Similar to annotated guides, Hunt’s book is commendable because it closely adopts the logical sequence of provisions legislated within the Mining Act 1978 (WA) which includes: Administration, Mineral Fields and Courts (Part II), Land Open for Mining (Part III), Mining Tenements (Part IV), Registration of Instruments and Register (Part IVA), General Provisions (Part V), Caveats (Part VI), Compensation (Part VII), Administration of Justice (Part VIII) and Miscellaneous and Regulations (Part IX).Another highlight of the book lies in Chapters 17 and 18. Chapter 17 entitled ‘Uranium Mining’ discusses the legal framework governing the uranium industry while Hunt dedicates Chapter 18 to explain the impact of Native Title on mining law in Western Australia. These additional Chapters are well thought because Western Australia is the largest resource industry in Australia and has a variety of mineral resource ranging from iron ore, coal to uranium. Furthermore, the interaction between native title land and mining laws is controversial because there are native title is extremely prevalent in Western Australia.
I would highly recommend this book for legal professionals and students who require an insight into mining laws of Western Australia. The content of the book is succinct and encapsulates 25 years of Hunt’s scholarly writing on mining law!

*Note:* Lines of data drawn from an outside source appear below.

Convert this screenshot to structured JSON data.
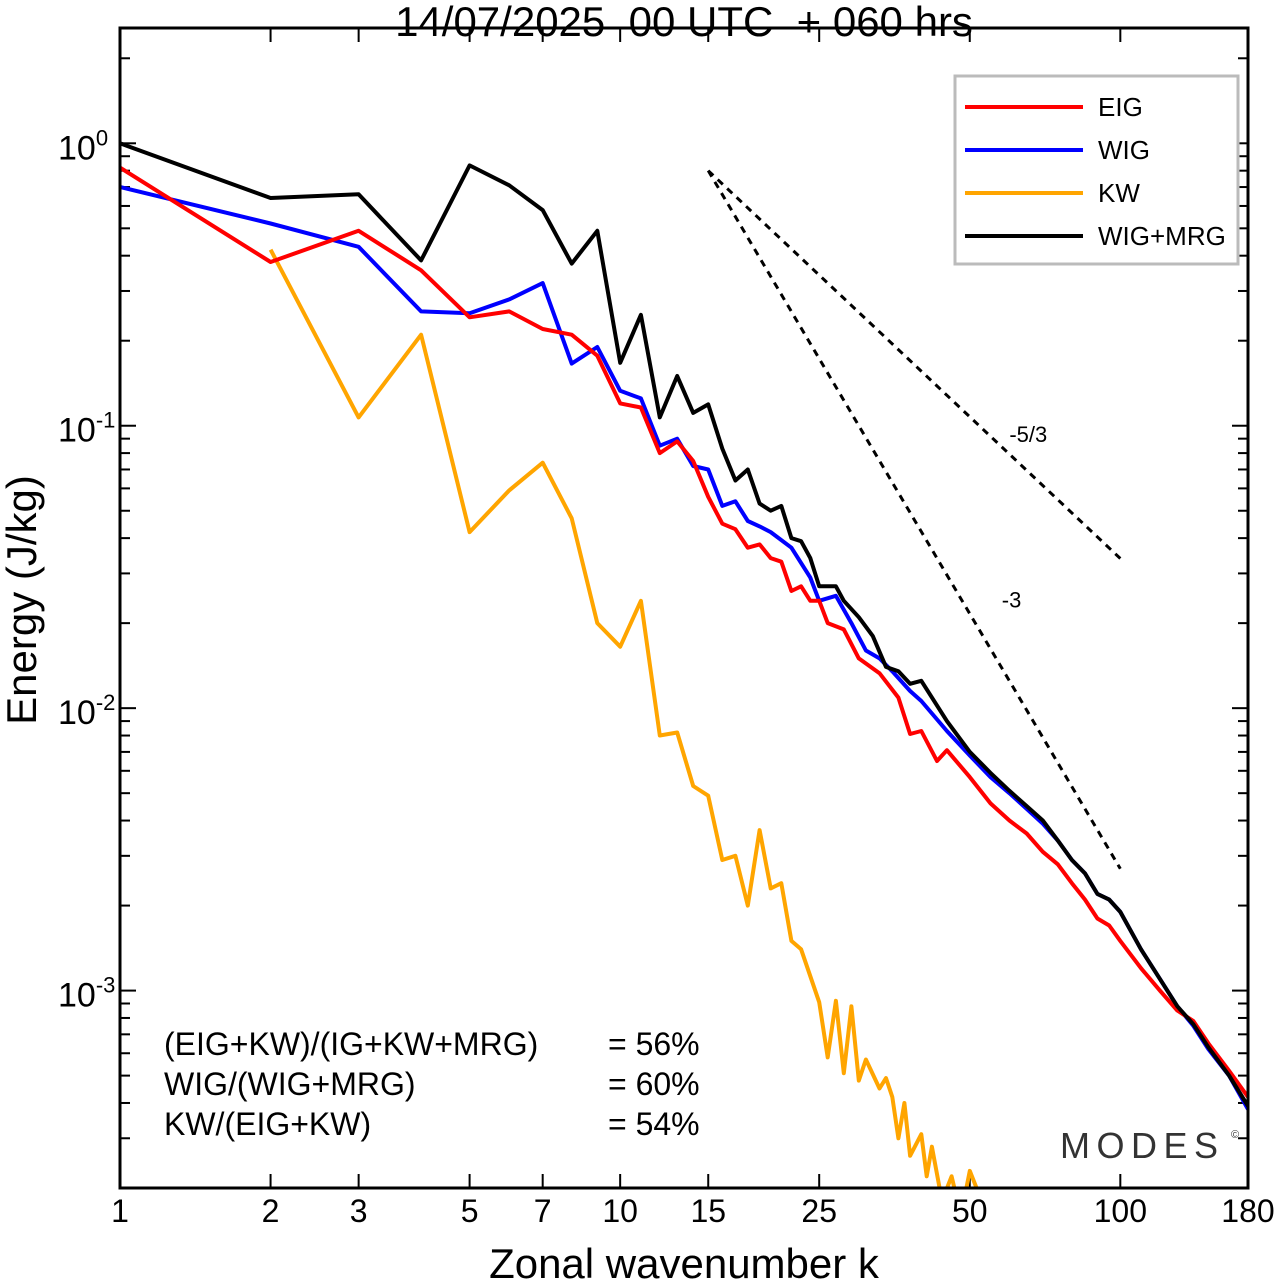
{
  "chart_data": {
    "type": "line",
    "title": "14/07/2025  00 UTC  + 060 hrs",
    "xlabel": "Zonal wavenumber k",
    "ylabel": "Energy (J/kg)",
    "xscale": "log",
    "yscale": "log",
    "xlim": [
      1,
      180
    ],
    "ylim": [
      0.0002,
      2.56
    ],
    "xticks": [
      1,
      2,
      3,
      5,
      7,
      10,
      15,
      25,
      50,
      100,
      180
    ],
    "xtick_labels": [
      "1",
      "2",
      "3",
      "5",
      "7",
      "10",
      "15",
      "25",
      "50",
      "100",
      "180"
    ],
    "yticks": [
      {
        "value": 1,
        "base": "10",
        "exp": "0"
      },
      {
        "value": 0.1,
        "base": "10",
        "exp": "-1"
      },
      {
        "value": 0.01,
        "base": "10",
        "exp": "-2"
      },
      {
        "value": 0.001,
        "base": "10",
        "exp": "-3"
      }
    ],
    "legend_position": "top-right",
    "series": [
      {
        "name": "EIG",
        "color": "#ff0000",
        "points": [
          [
            1,
            0.82
          ],
          [
            2,
            0.38
          ],
          [
            3,
            0.49
          ],
          [
            4,
            0.355
          ],
          [
            5,
            0.242
          ],
          [
            6,
            0.254
          ],
          [
            7,
            0.22
          ],
          [
            8,
            0.21
          ],
          [
            9,
            0.177
          ],
          [
            10,
            0.12
          ],
          [
            11,
            0.116
          ],
          [
            12,
            0.08
          ],
          [
            13,
            0.088
          ],
          [
            14,
            0.075
          ],
          [
            15,
            0.056
          ],
          [
            16,
            0.045
          ],
          [
            17,
            0.043
          ],
          [
            18,
            0.037
          ],
          [
            19,
            0.038
          ],
          [
            20,
            0.034
          ],
          [
            21,
            0.033
          ],
          [
            22,
            0.026
          ],
          [
            23,
            0.027
          ],
          [
            24,
            0.024
          ],
          [
            25,
            0.024
          ],
          [
            26,
            0.02
          ],
          [
            28,
            0.019
          ],
          [
            30,
            0.015
          ],
          [
            33,
            0.0133
          ],
          [
            36,
            0.0109
          ],
          [
            38,
            0.0081
          ],
          [
            40,
            0.0083
          ],
          [
            43,
            0.0065
          ],
          [
            45,
            0.0071
          ],
          [
            50,
            0.0057
          ],
          [
            55,
            0.0046
          ],
          [
            60,
            0.004
          ],
          [
            65,
            0.0036
          ],
          [
            70,
            0.0031
          ],
          [
            75,
            0.0028
          ],
          [
            80,
            0.0024
          ],
          [
            85,
            0.0021
          ],
          [
            90,
            0.0018
          ],
          [
            95,
            0.0017
          ],
          [
            100,
            0.0015
          ],
          [
            110,
            0.0012
          ],
          [
            120,
            0.001
          ],
          [
            130,
            0.00085
          ],
          [
            140,
            0.00078
          ],
          [
            150,
            0.00065
          ],
          [
            165,
            0.00052
          ],
          [
            180,
            0.00042
          ]
        ]
      },
      {
        "name": "WIG",
        "color": "#0000ff",
        "points": [
          [
            1,
            0.7
          ],
          [
            2,
            0.52
          ],
          [
            3,
            0.43
          ],
          [
            4,
            0.254
          ],
          [
            5,
            0.25
          ],
          [
            6,
            0.28
          ],
          [
            7,
            0.32
          ],
          [
            8,
            0.166
          ],
          [
            9,
            0.19
          ],
          [
            10,
            0.133
          ],
          [
            11,
            0.125
          ],
          [
            12,
            0.085
          ],
          [
            13,
            0.09
          ],
          [
            14,
            0.072
          ],
          [
            15,
            0.07
          ],
          [
            16,
            0.052
          ],
          [
            17,
            0.054
          ],
          [
            18,
            0.046
          ],
          [
            19,
            0.044
          ],
          [
            20,
            0.042
          ],
          [
            22,
            0.037
          ],
          [
            24,
            0.029
          ],
          [
            25,
            0.024
          ],
          [
            27,
            0.025
          ],
          [
            29,
            0.02
          ],
          [
            31,
            0.016
          ],
          [
            33,
            0.015
          ],
          [
            35,
            0.0135
          ],
          [
            38,
            0.0115
          ],
          [
            40,
            0.0106
          ],
          [
            45,
            0.0083
          ],
          [
            50,
            0.0068
          ],
          [
            55,
            0.0057
          ],
          [
            60,
            0.005
          ],
          [
            65,
            0.0044
          ],
          [
            70,
            0.0039
          ],
          [
            75,
            0.0034
          ],
          [
            80,
            0.0029
          ],
          [
            85,
            0.0026
          ],
          [
            90,
            0.0022
          ],
          [
            95,
            0.0021
          ],
          [
            100,
            0.0019
          ],
          [
            110,
            0.0014
          ],
          [
            120,
            0.0011
          ],
          [
            130,
            0.00088
          ],
          [
            140,
            0.00075
          ],
          [
            150,
            0.00062
          ],
          [
            165,
            0.0005
          ],
          [
            180,
            0.00038
          ]
        ]
      },
      {
        "name": "KW",
        "color": "#ffa500",
        "points": [
          [
            2,
            0.42
          ],
          [
            3,
            0.107
          ],
          [
            4,
            0.21
          ],
          [
            5,
            0.042
          ],
          [
            6,
            0.059
          ],
          [
            7,
            0.074
          ],
          [
            8,
            0.047
          ],
          [
            9,
            0.02
          ],
          [
            10,
            0.0165
          ],
          [
            11,
            0.024
          ],
          [
            12,
            0.008
          ],
          [
            13,
            0.0082
          ],
          [
            14,
            0.0053
          ],
          [
            15,
            0.0049
          ],
          [
            16,
            0.0029
          ],
          [
            17,
            0.003
          ],
          [
            18,
            0.002
          ],
          [
            19,
            0.0037
          ],
          [
            20,
            0.0023
          ],
          [
            21,
            0.0024
          ],
          [
            22,
            0.0015
          ],
          [
            23,
            0.0014
          ],
          [
            25,
            0.00091
          ],
          [
            26,
            0.00058
          ],
          [
            27,
            0.00092
          ],
          [
            28,
            0.00051
          ],
          [
            29,
            0.00088
          ],
          [
            30,
            0.00048
          ],
          [
            31,
            0.00057
          ],
          [
            33,
            0.00045
          ],
          [
            34,
            0.00049
          ],
          [
            35,
            0.00042
          ],
          [
            36,
            0.0003
          ],
          [
            37,
            0.0004
          ],
          [
            38,
            0.00026
          ],
          [
            40,
            0.00031
          ],
          [
            41,
            0.00022
          ],
          [
            42,
            0.00028
          ],
          [
            44,
            0.00018
          ],
          [
            46,
            0.00022
          ],
          [
            48,
            0.00016
          ],
          [
            50,
            0.00023
          ],
          [
            55,
            0.00015
          ],
          [
            60,
            0.00019
          ],
          [
            65,
            0.00014
          ]
        ]
      },
      {
        "name": "WIG+MRG",
        "color": "#000000",
        "points": [
          [
            1,
            1.0
          ],
          [
            2,
            0.64
          ],
          [
            3,
            0.66
          ],
          [
            4,
            0.385
          ],
          [
            5,
            0.835
          ],
          [
            6,
            0.71
          ],
          [
            7,
            0.58
          ],
          [
            8,
            0.375
          ],
          [
            9,
            0.49
          ],
          [
            10,
            0.167
          ],
          [
            11,
            0.247
          ],
          [
            12,
            0.107
          ],
          [
            13,
            0.15
          ],
          [
            14,
            0.111
          ],
          [
            15,
            0.119
          ],
          [
            16,
            0.083
          ],
          [
            17,
            0.064
          ],
          [
            18,
            0.07
          ],
          [
            19,
            0.053
          ],
          [
            20,
            0.05
          ],
          [
            21,
            0.052
          ],
          [
            22,
            0.04
          ],
          [
            23,
            0.039
          ],
          [
            24,
            0.034
          ],
          [
            25,
            0.027
          ],
          [
            27,
            0.027
          ],
          [
            28,
            0.024
          ],
          [
            30,
            0.021
          ],
          [
            32,
            0.018
          ],
          [
            34,
            0.014
          ],
          [
            36,
            0.0135
          ],
          [
            38,
            0.0122
          ],
          [
            40,
            0.0125
          ],
          [
            45,
            0.009
          ],
          [
            50,
            0.007
          ],
          [
            55,
            0.0059
          ],
          [
            60,
            0.0051
          ],
          [
            65,
            0.0045
          ],
          [
            70,
            0.004
          ],
          [
            75,
            0.0034
          ],
          [
            80,
            0.0029
          ],
          [
            85,
            0.0026
          ],
          [
            90,
            0.0022
          ],
          [
            95,
            0.0021
          ],
          [
            100,
            0.0019
          ],
          [
            110,
            0.0014
          ],
          [
            120,
            0.0011
          ],
          [
            130,
            0.00088
          ],
          [
            140,
            0.00076
          ],
          [
            150,
            0.00063
          ],
          [
            165,
            0.0005
          ],
          [
            180,
            0.00039
          ]
        ]
      }
    ],
    "reference_slopes": [
      {
        "label": "-5/3",
        "slope": -1.6667,
        "k_start": 15,
        "k_end": 100,
        "e_start": 0.8
      },
      {
        "label": "-3",
        "slope": -3,
        "k_start": 15,
        "k_end": 100,
        "e_start": 0.8
      }
    ],
    "annotations": [
      {
        "label": "(EIG+KW)/(IG+KW+MRG)",
        "value": "= 56%"
      },
      {
        "label": "WIG/(WIG+MRG)",
        "value": "= 60%"
      },
      {
        "label": "KW/(EIG+KW)",
        "value": "= 54%"
      }
    ],
    "watermark": "MODES©"
  }
}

Ethos, ACT Law Society Journal, June 2009
The commentary is informative and easy to read. The effect of the statutory and regulatory provisions is summarised and their practical application expounded with succinct analysis of the applicable case law and a thorough knowledge of the practice of the mining industry. … a valuable and natural starting point for any person who wishes to study or practice the mining law of Western Australia. … recommended as a primary reference.
Australian Law Journal
A very useful reference book for those actively involved in the mining industry.
Australian Mineral Foundation
It should not be assumed that because the [Tasmanian] legislation is so different, the book is of no value. On the contrary it is a convenient way of finding authorities which may be of use … it cites extensively from summaries of the Warden’s Court in Western Australia, cases which have received little or no publicity otherwise. … it will pay to refer to it, should a practitioner become involved in a matter under the Tasmanian legislation which is other than straightforward.